The Bubble Lounge will offer two parties on New Year's Eve: One with a Great Gatsby-esque theme called the Moet High Society party with music by the Central Park Stompers, and a late, post-midnight party with DJ Billy Beyond. Like most parties, Bubble Lounge is going for a flat price that includes food, drink and music, rather than the simple open cash bars they had last year.

For those who would like a bird's eye view of the action in Times Square, the Marriott Marquis' Party Within a Party event will take over the eighth floor of the hotel with dinner, dancing and a confetti and balloon release at midnight. The hotel's view of the proceedings downstairs and outside is so good that TV camera crews broadcast live from the roof of this event.

Restaurants and Bars Go Low Key

Restaurants and bars all over town are vying to be part of patrons' New Year's Eve plans, and are offering some alluring—yet sedate—alternatives to big, boozy parties. Alain Ducasse at the Essex House will host a luxe dinner that will include golden osetra caviar and Maine lobster. Chanteuse Christine Andreas will be back in the Bellecour Room at Daniel, where a special five-course gala menu with foie gras, wild duck, black truffles and scallops will be served. Chanterelle will also offer a gala menu, featuring osetra caviar, Kumamoto oysters, lobster, foie gras and venison. And the ever-swank 21 Club will host a black-tie bash with a seven-course dinner and music by the Manhattan Swing Orchestra.

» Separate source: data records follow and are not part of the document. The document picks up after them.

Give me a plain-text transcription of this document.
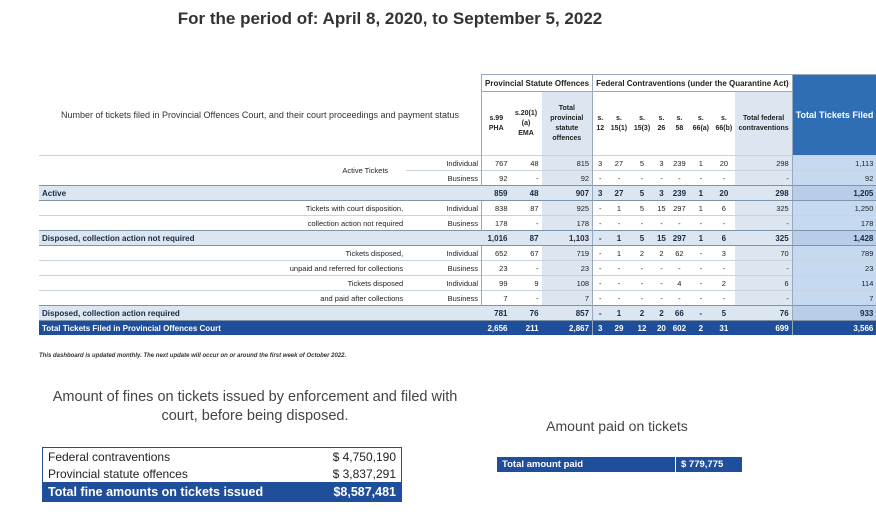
For the period of: April 8, 2020, to September 5, 2022
Number of tickets filed in Provincial Offences Court, and their court proceedings and payment status		Provincial Statute Offences			Federal Contraventions (under the Quarantine Act)								Total Tickets Filed
		s.99 PHA	s.20(1)(a) EMA	Total provincial statute offences	s. 12	s. 15(1)	s. 15(3)	s. 26	s. 58	s. 66(a)	s. 66(b)	Total federal contraventions	
Active Tickets	Individual	767	48	815	3	27	5	3	239	1	20	298	1,113
	Business	92	-	92	-	-	-	-	-	-	-	-	92
Active		859	48	907	3	27	5	3	239	1	20	298	1,205
Tickets with court disposition,	Individual	838	87	925	-	1	5	15	297	1	6	325	1,250
collection action not required	Business	178	-	178	-	-	-	-	-	-	-	-	178
Disposed, collection action not required		1,016	87	1,103	-	1	5	15	297	1	6	325	1,428
Tickets disposed,	Individual	652	67	719	-	1	2	2	62	-	3	70	789
unpaid and referred for collections	Business	23	-	23	-	-	-	-	-	-	-	-	23
Tickets disposed	Individual	99	9	108	-	-	-	-	4	-	2	6	114
and paid after collections	Business	7	-	7	-	-	-	-	-	-	-	-	7
Disposed, collection action required		781	76	857	-	1	2	2	66	-	5	76	933
Total Tickets Filed in Provincial Offences Court		2,656	211	2,867	3	29	12	20	602	2	31	699	3,566
This dashboard is updated monthly. The next update will occur on or around the first week of October 2022.
Amount of fines on tickets issued by enforcement and filed with court, before being disposed.
Federal contraventions	$ 4,750,190
Provincial statute offences	$ 3,837,291
Total fine amounts on tickets issued	$8,587,481
Amount paid on tickets
Total amount paid	$ 779,775
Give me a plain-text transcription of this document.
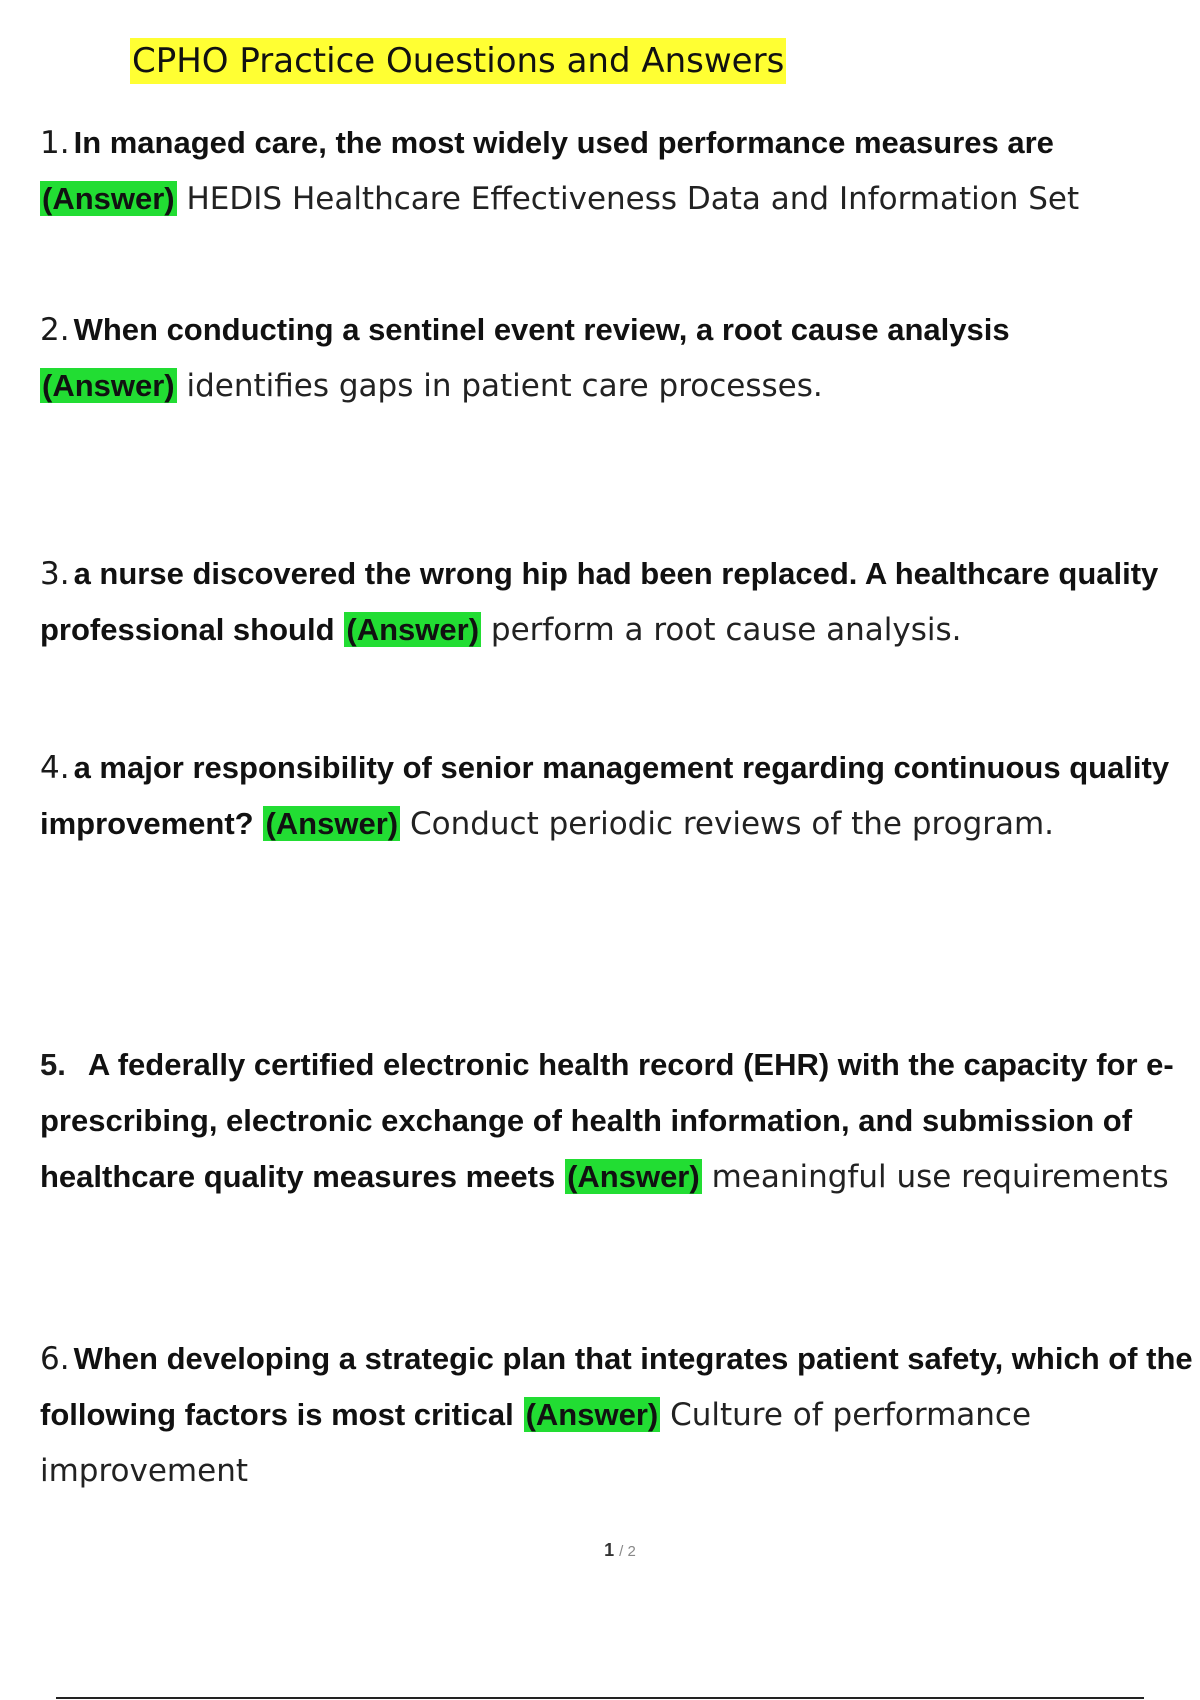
CPHO Practice Ouestions and Answers
1. In managed care, the most widely used performance measures are
(Answer) HEDIS Healthcare Effectiveness Data and Information Set
2. When conducting a sentinel event review, a root cause analysis
(Answer) identifies gaps in patient care processes.
3. a nurse discovered the wrong hip had been replaced. A healthcare quality professional should (Answer) perform a root cause analysis.
4. a major responsibility of senior management regarding continuous quality improvement? (Answer) Conduct periodic reviews of the program.
5. A federally certified electronic health record (EHR) with the capacity for e-prescribing, electronic exchange of health information, and submission of healthcare quality measures meets (Answer) meaningful use requirements
6. When developing a strategic plan that integrates patient safety, which of the following factors is most critical (Answer) Culture of performance improvement
1 / 2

Danny Meyer's restaurants will lay low for New Year's: Union Square Cafe and Gramercy Tavern will close for the evening, but Eleven Madison Park will keep its doors open with its regular menu for the first time in two years. Tabla will offer its regular a la carte service and a special tasting menu with champagne. “I don't think people want something too crazy,” said Randy Garutti, Tabla's general manager. Blue Smoke will do it up the most: The Bill Charlap Trio is the featured entertainment downstairs at the Jazz Standard, and the flat fee will include a barbecue dinner and Champagne at midnight.

All of Steve Hanson's B.R. Guest restaurants will offer special prix fixe menus, and the more party-oriented spaces—Ruby Foo's, Ruby Foo's Times Square, Blue Water Grill, Blue Fin, Dos Caminos, Atlantic Grill and Park Avalon—will have DJs or live bands for entertainment.

On the bar front, hotel bar company Midnight Oil is teaming up with the Event Marketing Resource Group to host parties at Whiskey, Cherry and Underbar, and a private event is booked at Whiskey Park. The remaining bars, Wetbar and Whiskey Blue, will be open for regular business. “We did really well last year just keeping the bars open for business as usual, so we're doing that again this year,” says Andrew Winter, Midnight Oil's director of promotions and special events.

Late Bookings Prevail

As they did with corporate holiday party booking, the slow economy and the tightened holiday season (with Thanksgiving falling so late in November) have combined to leave venues waiting for last-minute bookings. “The window is unbelievably narrow,” says Scott Isebrand, the director of communications and marketing at Metropolitan Pavilion. “This incredibly short turnaround time has been a year-long trend.” (Isebrand cites one event for Merrill Lynch that was booked less than two weeks prior to the day of the party.) The venue currently has booked one event for New Year's in its North Pavilion, but is still looking to book the rest of the space for other events.

Tracy Protera at the Puck Building (which will host an event for the New York Stock Exchange and Harlem Hospital's annual New Year's benefit this year) agrees that reservations have come with short notice: “People usually book during the summer for a New Year's party, but this year the bookings were very recent.”